Quel est le profil des 402 patients inclus dans l'essai clinique clandestin mené dans l'abbaye de Sainte-Croix, près de Poitiers ? Des personnes coupées pour la plupart du suivi médical classique selon le Pr Philippe Damier, neurologue au CHU de Nantes, qui a été un des premiers à alerter l'Agence nationale de sécurité des médicaments et des produits de santé (ANSM).
LE QUOTIDIEN : 402 patients ont été inclus dans un essai destiné à tester l'efficacité d'un patch contre un large éventail de maladies neurologiques. Comment ces patients ont-ils été recrutés ?
Pr PHILIPPE DAMIER : Les patients atteints de maladies neurodégénératives s'informent beaucoup sur Internet où ils recherchent activement des traitements. Ils ont pu visionner les vidéos et le site du Fonds Josefa [l'instigateur de l'essai, NDLR] de cette manière.

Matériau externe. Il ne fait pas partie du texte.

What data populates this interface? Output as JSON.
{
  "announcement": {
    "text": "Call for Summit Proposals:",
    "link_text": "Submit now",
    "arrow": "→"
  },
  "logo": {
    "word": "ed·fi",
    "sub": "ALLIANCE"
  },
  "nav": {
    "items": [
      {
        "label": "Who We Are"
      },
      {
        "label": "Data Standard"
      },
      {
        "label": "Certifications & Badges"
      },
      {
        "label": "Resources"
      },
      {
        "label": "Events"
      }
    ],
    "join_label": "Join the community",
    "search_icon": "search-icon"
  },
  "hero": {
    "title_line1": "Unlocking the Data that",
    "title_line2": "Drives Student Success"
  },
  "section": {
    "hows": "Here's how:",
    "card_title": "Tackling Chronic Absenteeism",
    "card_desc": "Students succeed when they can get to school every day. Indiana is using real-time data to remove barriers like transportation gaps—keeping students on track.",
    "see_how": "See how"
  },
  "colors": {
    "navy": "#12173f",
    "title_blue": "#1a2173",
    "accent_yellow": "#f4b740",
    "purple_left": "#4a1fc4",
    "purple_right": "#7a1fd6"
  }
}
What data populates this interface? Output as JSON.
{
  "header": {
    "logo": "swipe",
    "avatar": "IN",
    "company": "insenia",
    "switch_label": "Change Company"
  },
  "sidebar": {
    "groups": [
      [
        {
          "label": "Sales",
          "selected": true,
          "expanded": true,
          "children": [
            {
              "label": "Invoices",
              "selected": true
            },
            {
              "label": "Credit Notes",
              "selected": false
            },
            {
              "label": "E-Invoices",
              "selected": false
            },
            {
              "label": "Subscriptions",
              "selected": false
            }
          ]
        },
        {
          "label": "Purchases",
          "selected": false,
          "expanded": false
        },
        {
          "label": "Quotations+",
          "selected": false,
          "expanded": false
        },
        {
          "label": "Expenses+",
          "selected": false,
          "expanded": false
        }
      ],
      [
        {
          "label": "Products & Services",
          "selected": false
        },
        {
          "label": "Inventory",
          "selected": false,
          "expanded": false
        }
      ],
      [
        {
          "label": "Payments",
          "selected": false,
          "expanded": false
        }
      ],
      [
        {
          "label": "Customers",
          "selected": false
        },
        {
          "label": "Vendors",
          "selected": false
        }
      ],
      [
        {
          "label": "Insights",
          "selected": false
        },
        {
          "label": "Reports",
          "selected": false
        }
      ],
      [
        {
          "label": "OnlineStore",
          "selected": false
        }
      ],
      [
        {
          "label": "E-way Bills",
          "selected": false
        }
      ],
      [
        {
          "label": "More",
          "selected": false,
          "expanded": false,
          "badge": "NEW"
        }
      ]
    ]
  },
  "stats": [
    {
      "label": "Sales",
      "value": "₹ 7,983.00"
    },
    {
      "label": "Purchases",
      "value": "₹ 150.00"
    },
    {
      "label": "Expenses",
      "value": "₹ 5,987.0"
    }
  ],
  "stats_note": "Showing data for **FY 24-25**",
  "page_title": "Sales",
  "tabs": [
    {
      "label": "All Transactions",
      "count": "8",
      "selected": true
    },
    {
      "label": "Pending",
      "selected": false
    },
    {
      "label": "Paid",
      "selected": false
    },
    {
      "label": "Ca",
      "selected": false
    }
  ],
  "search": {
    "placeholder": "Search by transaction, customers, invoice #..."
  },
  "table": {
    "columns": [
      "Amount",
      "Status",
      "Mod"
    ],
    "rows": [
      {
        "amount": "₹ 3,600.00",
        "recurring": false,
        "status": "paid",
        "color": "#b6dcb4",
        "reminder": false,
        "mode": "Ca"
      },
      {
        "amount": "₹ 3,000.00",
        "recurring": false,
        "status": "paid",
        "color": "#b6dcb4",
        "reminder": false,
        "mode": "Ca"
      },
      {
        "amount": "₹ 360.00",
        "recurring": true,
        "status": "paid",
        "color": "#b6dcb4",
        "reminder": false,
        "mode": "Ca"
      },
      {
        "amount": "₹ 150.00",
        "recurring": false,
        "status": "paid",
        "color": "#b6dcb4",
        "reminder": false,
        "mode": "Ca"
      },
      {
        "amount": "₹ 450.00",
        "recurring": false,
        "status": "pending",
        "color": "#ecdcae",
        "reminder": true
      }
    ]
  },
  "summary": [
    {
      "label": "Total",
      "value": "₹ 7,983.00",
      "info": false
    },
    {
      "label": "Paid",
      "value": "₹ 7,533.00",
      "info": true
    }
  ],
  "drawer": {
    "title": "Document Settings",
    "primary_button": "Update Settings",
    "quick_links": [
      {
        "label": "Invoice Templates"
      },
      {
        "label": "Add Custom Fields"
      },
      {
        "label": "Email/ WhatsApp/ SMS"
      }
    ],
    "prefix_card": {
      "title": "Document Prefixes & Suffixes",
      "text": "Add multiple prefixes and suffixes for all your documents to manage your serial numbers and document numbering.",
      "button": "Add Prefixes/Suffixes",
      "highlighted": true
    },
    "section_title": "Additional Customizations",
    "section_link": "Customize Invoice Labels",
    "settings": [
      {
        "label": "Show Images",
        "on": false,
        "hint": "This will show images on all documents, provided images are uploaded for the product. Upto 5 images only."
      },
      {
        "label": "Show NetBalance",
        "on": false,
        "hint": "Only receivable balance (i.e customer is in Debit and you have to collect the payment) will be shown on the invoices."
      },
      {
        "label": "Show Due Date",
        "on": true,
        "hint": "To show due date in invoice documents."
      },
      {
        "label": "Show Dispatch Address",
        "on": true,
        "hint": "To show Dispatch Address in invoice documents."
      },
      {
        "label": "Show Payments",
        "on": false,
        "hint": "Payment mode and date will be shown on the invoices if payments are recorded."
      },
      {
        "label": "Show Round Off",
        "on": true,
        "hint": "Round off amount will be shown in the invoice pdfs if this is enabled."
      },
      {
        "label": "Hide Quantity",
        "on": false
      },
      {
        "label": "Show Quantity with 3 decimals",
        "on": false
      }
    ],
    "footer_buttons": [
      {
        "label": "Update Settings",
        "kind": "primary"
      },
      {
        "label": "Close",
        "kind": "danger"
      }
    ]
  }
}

Par ailleurs, le co-instigateur de cet essai, le Pr Joyeux, donne beaucoup de conférences et des patients sont allés à sa rencontre à cette occasion1. Si l'on étudie le profil des patients recrutés dans l'essai, on voit que les instigateurs n'ont pas cherché à cibler un type de pathologie mais qu'ils ont laissé venir à eux une grande variété de malades : des schizophrènes, des parkinsoniens, des patients atteints de la maladie d'Alzheimer…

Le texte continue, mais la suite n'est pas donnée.